Friday, December 29, 2017

Air Force Medic Saved Life on Commercial Plane?

Air Force Medical Technician Saves Airborne Heart Attack Victim
Department of Defense
By Air Force Staff Sgt. Franklin R. Ramos, 51st Fighter Wing
Dec. 29, 2017

OSAN AIR BASE, South Korea
After visiting family in Santa Ana, California, Air Force Staff Sgt. Cassidy McCurdy, an independent duty medical technician with the 51st Medical Group here, was heading back to his base on a connecting flight from San Francisco to Seattle, when things took an unexpected turn.
Independent Medical Duty Technician Air Force Staff Sgt. Cassidy McCurdy, an independent medical duty technician with the 51st Medical Group, poses for a photo at Osan Air Base, South Korea, Dec. 21, 2017. Air Force photo by Staff Sgt. Franklin R. Ramos
“I was taking a nap and there was some commotion going on in the back [of the aircraft],” McCurdy recalled. “Then the [flight attendants] asked if there was a doctor or emergency medical technician onboard.”
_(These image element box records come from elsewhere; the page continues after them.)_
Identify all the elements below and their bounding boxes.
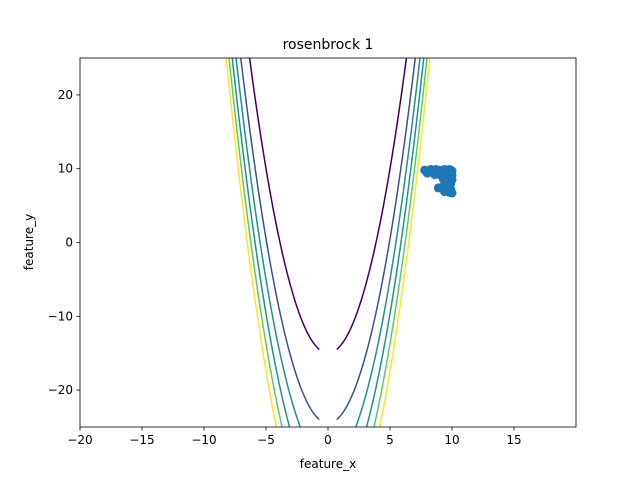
x-tick-label: −20 [67, 433, 92, 447]
y-tick-label: 20 [58, 88, 73, 102]
contour-line-right [336, 58, 408, 351]
x-tick-label: −5 [257, 433, 275, 447]
contour-line-left [235, 58, 301, 427]
x-tick-label: 10 [444, 433, 459, 447]
x-tick-label: 0 [324, 433, 332, 447]
contour-line-right [373, 58, 428, 427]
scatter-layer [420, 164, 457, 198]
contour-line-right [355, 58, 421, 427]
scatter-point [445, 187, 455, 197]
contour-line-left [228, 58, 283, 427]
x-tick-label: 15 [506, 433, 521, 447]
contour-layer [225, 58, 431, 427]
contour-line-left [231, 58, 291, 427]
chart-title: rosenbrock 1 [283, 37, 374, 53]
y-axis-label: feature_y [22, 214, 36, 270]
y-tick-label: −10 [48, 309, 73, 323]
contour-line-left [240, 58, 320, 421]
y-tick-label: 0 [65, 236, 73, 250]
x-axis: −20 −15 −10 −5 0 5 10 15 [67, 427, 522, 447]
contour-line-left [225, 58, 277, 427]
x-axis-label: feature_x [300, 457, 356, 471]
x-tick-label: −15 [129, 433, 154, 447]
scatter-point [443, 165, 453, 175]
x-tick-label: −10 [191, 433, 216, 447]
contour-line-right [365, 58, 425, 427]
y-tick-label: 10 [58, 162, 73, 176]
y-tick-label: −20 [48, 383, 73, 397]
contour-line-left [248, 58, 320, 351]
y-axis: −20 −10 0 10 20 [48, 88, 80, 397]
x-tick-label: 5 [386, 433, 394, 447]
scatter-point [430, 170, 440, 180]
contour-line-right [336, 58, 416, 421]
contour-line-right [379, 58, 431, 427]
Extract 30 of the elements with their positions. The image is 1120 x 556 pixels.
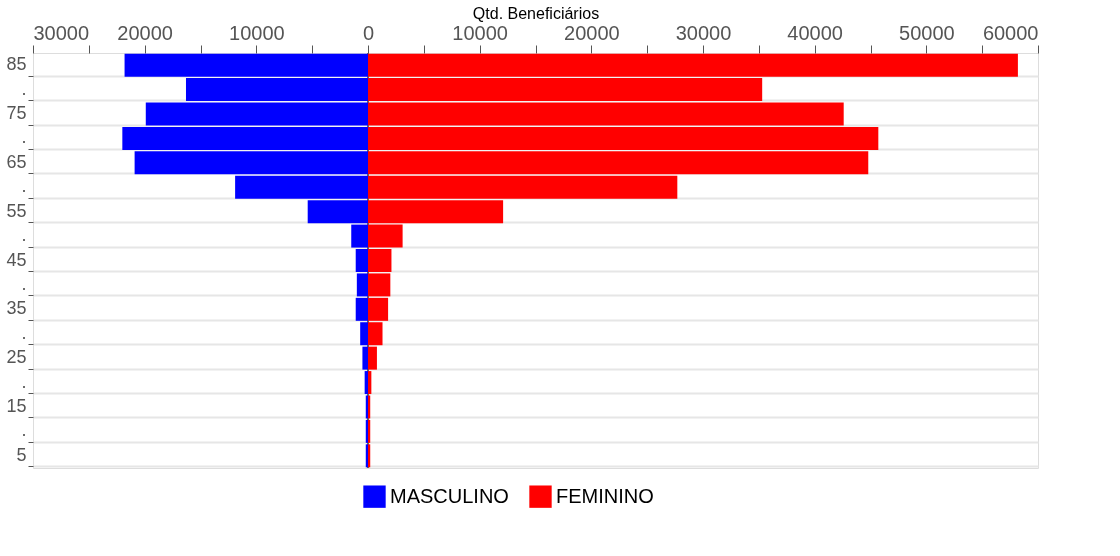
x-tick-label: 60000: [982, 21, 1039, 44]
y-tick-label: 45: [6, 249, 27, 270]
legend-label: MASCULINO: [390, 484, 509, 507]
y-tick-label: 75: [6, 103, 27, 124]
x-axis-title: Qtd. Beneficiários: [472, 4, 600, 22]
y-tick-label: .: [21, 127, 27, 148]
y-tick-label: .: [21, 225, 27, 246]
y-tick-label: 85: [6, 54, 27, 75]
x-tick-label: 20000: [564, 21, 620, 44]
x-tick-label: 10000: [229, 21, 285, 44]
y-tick-label: 55: [6, 200, 27, 221]
x-tick-label: 10000: [452, 21, 508, 44]
x-tick-label: 30000: [675, 21, 732, 44]
y-tick-label: .: [21, 371, 27, 392]
x-tick-label: 0: [362, 21, 375, 44]
y-tick-label: .: [21, 322, 27, 343]
y-tick-label: .: [21, 78, 27, 99]
y-tick-label: .: [21, 420, 27, 441]
y-tick-label: .: [21, 176, 27, 197]
y-tick-label: 65: [6, 151, 27, 172]
legend-label: FEMININO: [556, 484, 654, 507]
x-tick-label: 50000: [899, 21, 955, 44]
x-tick-label: 40000: [787, 21, 843, 44]
y-tick-label: 5: [16, 444, 27, 465]
y-tick-label: 35: [6, 298, 27, 319]
x-tick-label: 20000: [117, 21, 173, 44]
x-tick-label: 30000: [33, 21, 90, 44]
y-tick-label: .: [21, 273, 27, 294]
y-tick-label: 15: [6, 395, 27, 416]
y-tick-label: 25: [6, 347, 27, 368]
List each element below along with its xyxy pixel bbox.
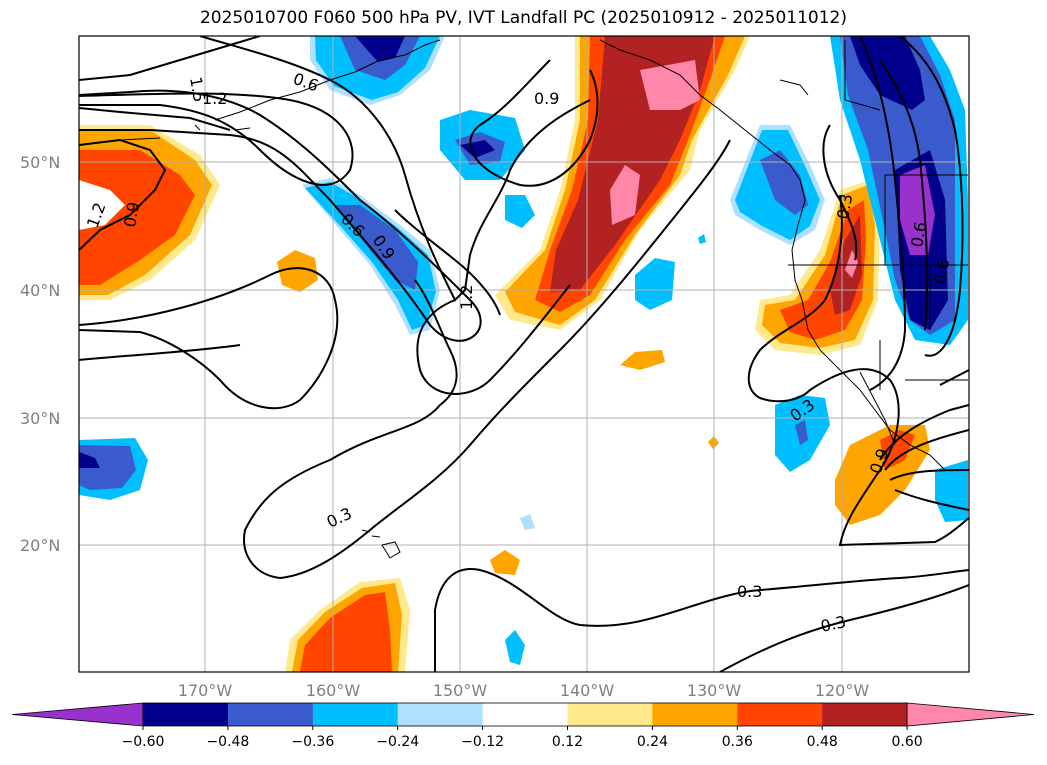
negative-anomaly bbox=[505, 195, 535, 228]
lon-label: 150°W bbox=[433, 681, 488, 700]
graticule bbox=[79, 36, 969, 672]
contour-label: 0.6 bbox=[930, 257, 953, 285]
colorbar-segment bbox=[567, 703, 653, 726]
map-panel: 1.5 1.2 0.6 0.9 1.2 0.9 0.6 0.9 1.2 0.3 … bbox=[79, 36, 969, 672]
contour-label: 0.3 bbox=[833, 192, 856, 220]
longitude-labels: 170°W 160°W 150°W 140°W 130°W 120°W bbox=[178, 681, 870, 700]
negative-anomaly bbox=[305, 182, 436, 330]
positive-anomaly bbox=[79, 150, 195, 285]
colorbar-segment bbox=[652, 703, 738, 726]
colorbar-segment bbox=[822, 703, 908, 726]
lon-label: 140°W bbox=[560, 681, 615, 700]
colorbar-tick-label: −0.12 bbox=[461, 734, 504, 750]
negative-anomaly bbox=[635, 258, 675, 310]
lat-label: 40°N bbox=[20, 281, 60, 300]
negative-anomaly bbox=[935, 460, 968, 522]
contour-label: 0.3 bbox=[324, 504, 355, 532]
negative-anomaly bbox=[795, 420, 808, 445]
colorbar: −0.60 −0.48 −0.36 −0.24 −0.12 0.12 0.24 0.36 0.4… bbox=[11, 702, 1035, 750]
colorbar-segment bbox=[312, 703, 399, 726]
colorbar-segment bbox=[143, 703, 229, 726]
contour-label: 0.9 bbox=[534, 89, 559, 108]
positive-anomaly bbox=[610, 165, 640, 225]
contour-label: 1.2 bbox=[202, 89, 227, 108]
positive-anomaly bbox=[620, 350, 665, 370]
colorbar-segment bbox=[227, 703, 314, 726]
lon-label: 130°W bbox=[687, 681, 742, 700]
figure-title: 2025010700 F060 500 hPa PV, IVT Landfall… bbox=[199, 8, 847, 28]
colorbar-segment bbox=[397, 703, 484, 726]
lat-label: 50°N bbox=[20, 153, 60, 172]
contour-label: 1.5 bbox=[186, 75, 209, 103]
negative-anomaly bbox=[335, 205, 418, 290]
negative-anomaly bbox=[79, 452, 100, 468]
contour-label: 0.3 bbox=[737, 582, 762, 601]
lon-label: 170°W bbox=[178, 681, 233, 700]
colorbar-tick-label: −0.36 bbox=[291, 734, 334, 750]
coastlines bbox=[119, 39, 968, 559]
colorbar-extend-min bbox=[11, 702, 144, 727]
lon-label: 160°W bbox=[306, 681, 361, 700]
shaded-field bbox=[79, 36, 968, 672]
colorbar-frame bbox=[142, 702, 908, 727]
colorbar-extend-max bbox=[906, 702, 1035, 727]
colorbar-tick-label: −0.24 bbox=[376, 734, 419, 750]
contour-label: 0.3 bbox=[819, 612, 848, 636]
latitude-labels: 50°N 40°N 30°N 20°N bbox=[20, 153, 60, 555]
negative-anomaly bbox=[760, 150, 808, 215]
colorbar-segment bbox=[737, 703, 823, 726]
positive-anomaly bbox=[277, 250, 318, 292]
positive-anomaly bbox=[79, 180, 125, 230]
negative-anomaly bbox=[355, 36, 405, 62]
colorbar-tick-label: 0.60 bbox=[892, 734, 923, 750]
negative-anomaly bbox=[79, 445, 136, 490]
negative-anomaly bbox=[698, 234, 706, 244]
contour-label: 1.2 bbox=[457, 285, 476, 310]
positive-anomaly bbox=[300, 592, 392, 672]
negative-anomaly bbox=[520, 514, 535, 530]
positive-anomaly bbox=[880, 430, 915, 470]
colorbar-tick-label: −0.48 bbox=[206, 734, 249, 750]
colorbar-tick-label: 0.48 bbox=[807, 734, 838, 750]
positive-anomaly bbox=[640, 60, 700, 110]
positive-anomaly bbox=[490, 550, 520, 575]
contour-label: 0.9 bbox=[120, 200, 143, 228]
map-frame bbox=[78, 35, 970, 673]
negative-anomaly bbox=[460, 140, 495, 158]
colorbar-tick-label: 0.36 bbox=[722, 734, 753, 750]
colorbar-segment bbox=[482, 703, 568, 726]
lat-label: 20°N bbox=[20, 536, 60, 555]
colorbar-tick-label: 0.12 bbox=[552, 734, 583, 750]
colorbar-tick-label: 0.24 bbox=[637, 734, 668, 750]
contour-label: 0.6 bbox=[907, 220, 930, 248]
colorbar-tick-label: −0.60 bbox=[122, 734, 165, 750]
negative-anomaly bbox=[505, 630, 525, 665]
lat-label: 30°N bbox=[20, 409, 60, 428]
contour-lines bbox=[79, 36, 969, 672]
lon-label: 120°W bbox=[815, 681, 870, 700]
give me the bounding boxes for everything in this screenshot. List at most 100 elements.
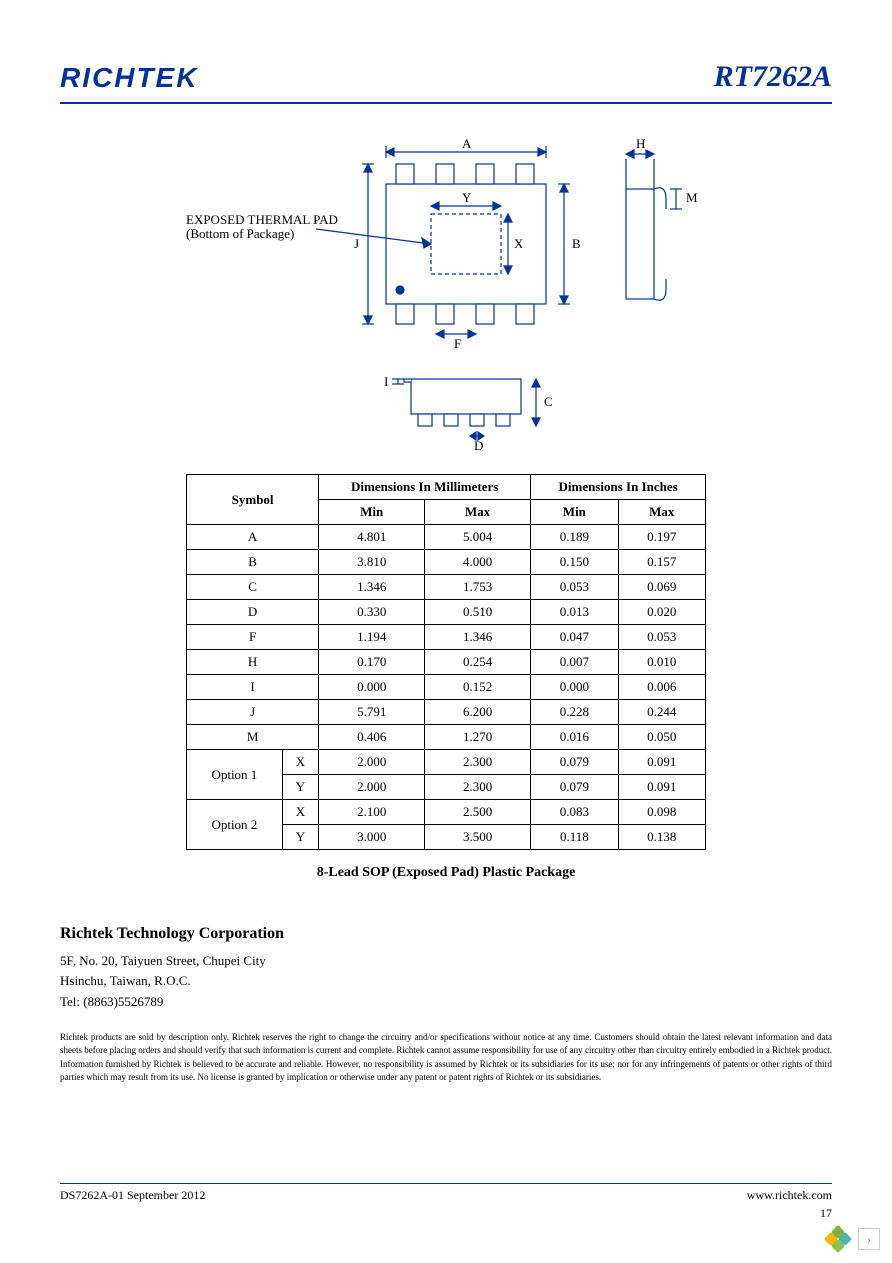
table-cell: 2.100 [319, 800, 425, 825]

McCurdy sprung to action to assess the situation.

“I got up and there was a woman in cardiac arrest,” McCurdy said. “There were no other medics around [at the moment] and she didn’t have a pulse, so I started to do chest compressions. I just completely reacted and did everything I’ve been trained to do through the emergency medicine protocols that we do. It was the first time I had to 100-percent rely on myself to know what to do [in a cardiac arrest situation].”

It took around two minutes of cardiopulmonary resuscitation for the victim to gain consciousness.